David was the guitarist and lyricist of Death, and the band was his brainchild. Their father was killed by a drunk driver, inspiring not only the name of the band but the concept. Death is something universal and inescapable, and David hoped that Death might be able to bring celebration back to the concept. As Bobby put it, “His concept was spinning death from the negative to the positive. It was a hard sell.” After recording their one and only LP, a record label approached them about changing the name to something more marketable. David declined, and his brothers followed their mother’s advice of “always back up your brother.” The original Death single (containing “Politicians In My Eyes” and “Keep On Knocking”) was a run of only 500 copies, self-published and promoted. A nice way of saying it didn’t go anywhere. For the next several years, they were rejected by everyone because of their name, their style of playing, their concept, their skin color, everything.
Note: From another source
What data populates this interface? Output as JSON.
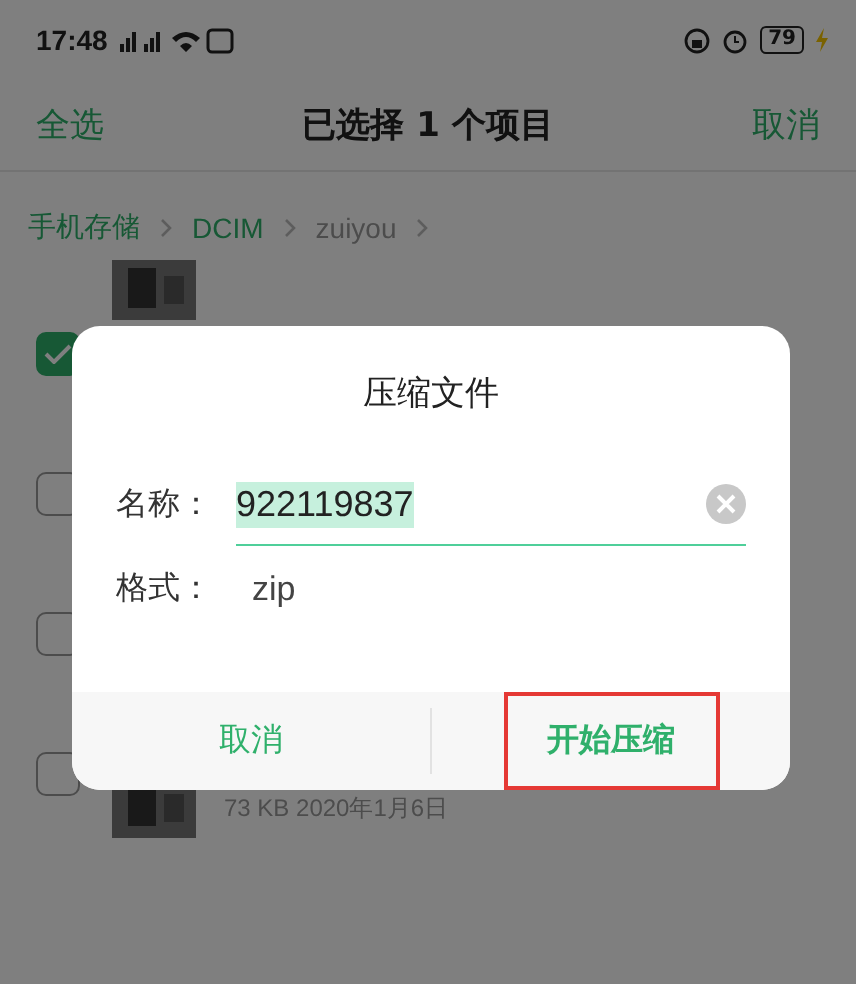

Eventually, they got sick of it, and Death disbanded.
David hit the bottle and continued to practice in solitude. Bobby and Dannis started a reggae band, Lambsbread, and saw moderate success. David died in 2000 from lung cancer, but not before giving the Death master tapes to his brother and promising him, “someday the world will come looking for these.” How right he was! Through a series of events that would seem contrived in a narrative film, Bobby’s son (the lead singer of the band Rough Francis) learned of the Death recordings through a website without knowing that it was the band of his father and uncles. He disperses the recordings, even covering them in concert, and in 2009 …For The Whole World to See finally saw a proper release. Bobby and Dannis hired a guitarist and hit the road playing Death gigs. Death is still touring and plans on writing and recording some new music. Thanks to the internet and a few dedicated vinyl collectors, Death lives on. F. Scott Fitzgerald was wrong: You can have a second act in America.
A Band Called Death (2012)
Directed By: Mark Christopher Covino & Jeff Howlett
Produced By: Mark Christopher Covino, Jerry Ferrara, Jeff Howlett, Kevin Mann, Scott Mosier, Matthew Perniciaro
Starring: Bobby Hackney, Dannis Hackney, David Hackney
Drafthouse Films, Running Time 96 minutes, Not Rated, Released June 28, 2013.